I can teach these skills in class, but consistency creates familiarity, and familiarity creates confidence. If teens only practice public speaking when they are formally standing in front of a class, the skill continues to feel intimidating. But if they practice in small, low pressure ways at home, speaking begins to feel more natural.
So this summer, I hope you are able to reel your teen back to the dinner table at least a few times. I know this may require patience, timing, humor, snacks, and possibly the kind of negotiation normally reserved for international diplomacy.
But if you can get them there, try this simple storytelling practice.
Ask everyone to share the highlight of their day, but with one twist. They cannot simply report it. They have to tell it like a mini story.

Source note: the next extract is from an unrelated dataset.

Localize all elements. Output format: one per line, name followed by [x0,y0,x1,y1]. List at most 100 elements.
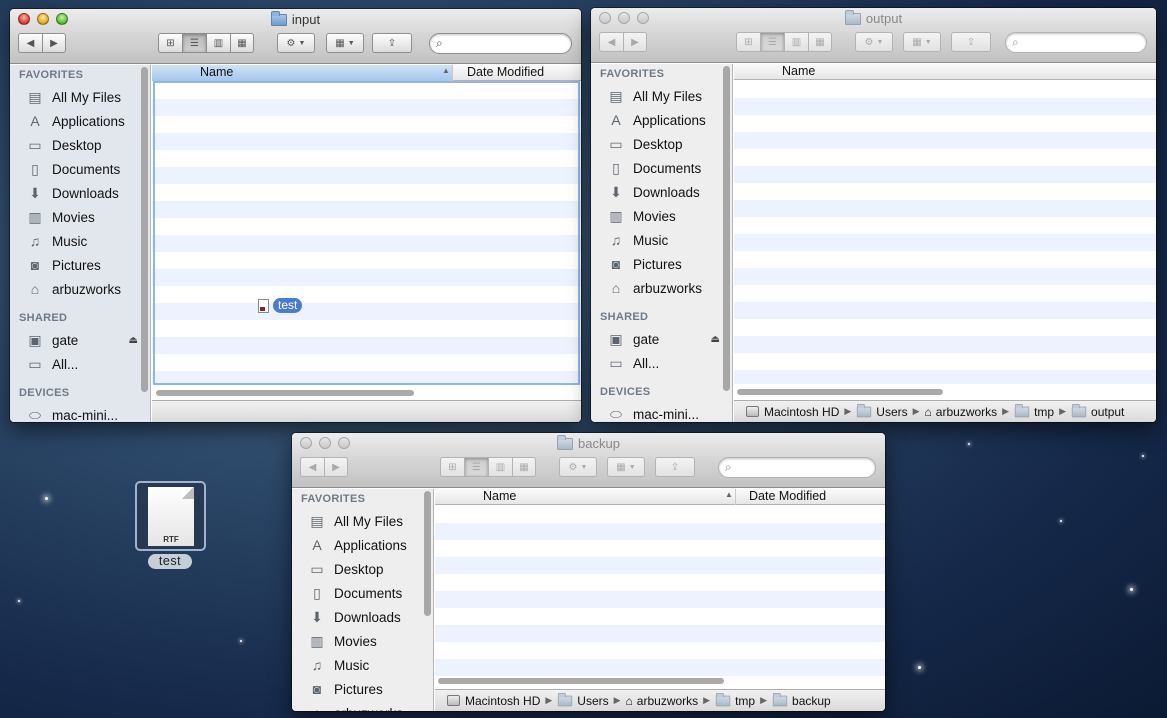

Not, "I was sore, but I still went to the gym, and it felt surprisingly great afterward."
Instead, something like this:
“Imagine waking up fully determined to become fit again and proudly deciding that this summer, you are going to go to the gym five days a week. You walk in feeling responsible, disciplined, and slightly heroic. Then reality taps you on the shoulder and says, ‘How cute. Did you also plan to eat the right food, recover properly, foam roll after your workout, sleep consistently, hydrate, stretch, and show up even when your body is sore?’ Little did I know that getting fit was not just about showing up at the gym. It was about everything around the gym too. Which, honestly, is probably a good thing I did not know in advance, because I may never have started.”
That is a story. It has a hook, a main event, and a takeaway. And it turns an ordinary moment into something memorable.
When parents model this first, teens are more likely to join in. They may roll their eyes at first, because eye rolling is apparently a required teenage warm-up exercise. But if you keep it light, playful, and consistent, they will begin to understand the skill underneath the fun.
They will begin to see that storytelling is not only for big speeches. It is a way of communicating that helps people listen, connect, and remember.

The Summer Challenge for Parents
This week, try the “highlight of the day” storytelling challenge at dinner, in the car, or even while folding laundry.
Ask your teen:
“What was the most interesting part of your day, and how would you tell it as a story?”
If they get stuck, help them with these three questions:
What is the hook?
What is the main event?
What is the takeaway?
That is enough. You do not need a stage, a microphone, or a formal speech topic. You just need one ordinary moment and a little practice turning it into something worth listening to.
Because public speaking confidence does not magically appear the day a teen stands in front of a room. It is built in small everyday moments, when they begin to realize that their voice has value, their experiences can hold meaning, and with a little creativity and intention, they have the power to pull someone into their world.
And storytelling is one of the most beautiful places to begin.